🤖 AI Summary
To address the lack of causal reasoning, scenario simulation, and uncertainty awareness in O-RAN near-real-time (NRT) control—critical for 6G intelligent evolution—this paper proposes the first control framework integrating counterfactual dynamics with world models. We innovatively model physical resource blocks (PRBs) as first-class control variables within a causal world model, and design WM-MS3M: a world model based on multi-scale structured state spaces and stochastic latent variables. The framework integrates an agent-based planner with a myopic model predictive controller (MPC) optimized via cross-entropy methods. Our approach enables interpretable, low-latency decision-making: on real O-RAN traces, it achieves a 1.69% reduction in MAE, 32% fewer parameters, 2.3–4.1× faster inference, and 35%–80% lower RMSE versus attention-based baselines. Additionally, it supports rare-event simulation and offline policy screening.
📝 Abstract
We argue that sixth-generation (6G) intelligence is not fluent token prediction but the capacity to imagine and choose -- to simulate future scenarios, weigh trade-offs, and act with calibrated uncertainty.
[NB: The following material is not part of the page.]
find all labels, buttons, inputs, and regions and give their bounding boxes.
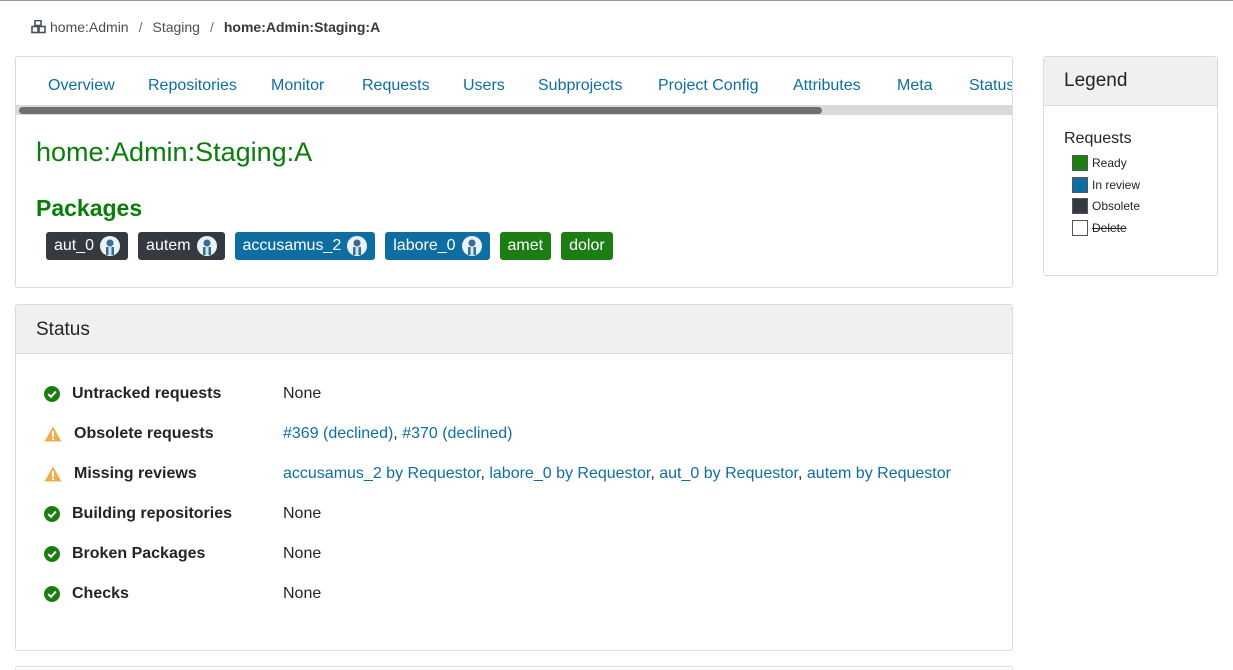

We reframe open radio access network (O-RAN) near-real-time (Near-RT) control via counterfactual dynamics and a world modeling (WM) paradigm that learns an action-conditioned generative state space. This enables quantitative"what-if"forecasting beyond large language models (LLMs) as the primary modeling primitive. Actions such as physical resource blocks (PRBs) are treated as first-class control inputs in a causal world model, and both aleatoric and epistemic uncertainty are modeled for prediction and what-if analysis. An agentic, model predictive control (MPC)-based cross-entropy method (CEM) planner operates over short horizons, using prior-mean rollouts within data-driven PRB bounds to maximize a deterministic reward. The model couples multi-scale structured state-space mixtures (MS3M) with a compact stochastic latent to form WM-MS3M, summarizing key performance indicators (KPIs) histories and predicting next-step KPIs under hypothetical PRB sequences. On realistic O-RAN traces, WM-MS3M cuts mean absolute error (MAE) by 1.69% versus MS3M with 32% fewer parameters and similar latency, and achieves 35-80% lower root mean squared error (RMSE) than attention/hybrid baselines with 2.3-4.1x faster inference, enabling rare-event simulation and offline policy screening.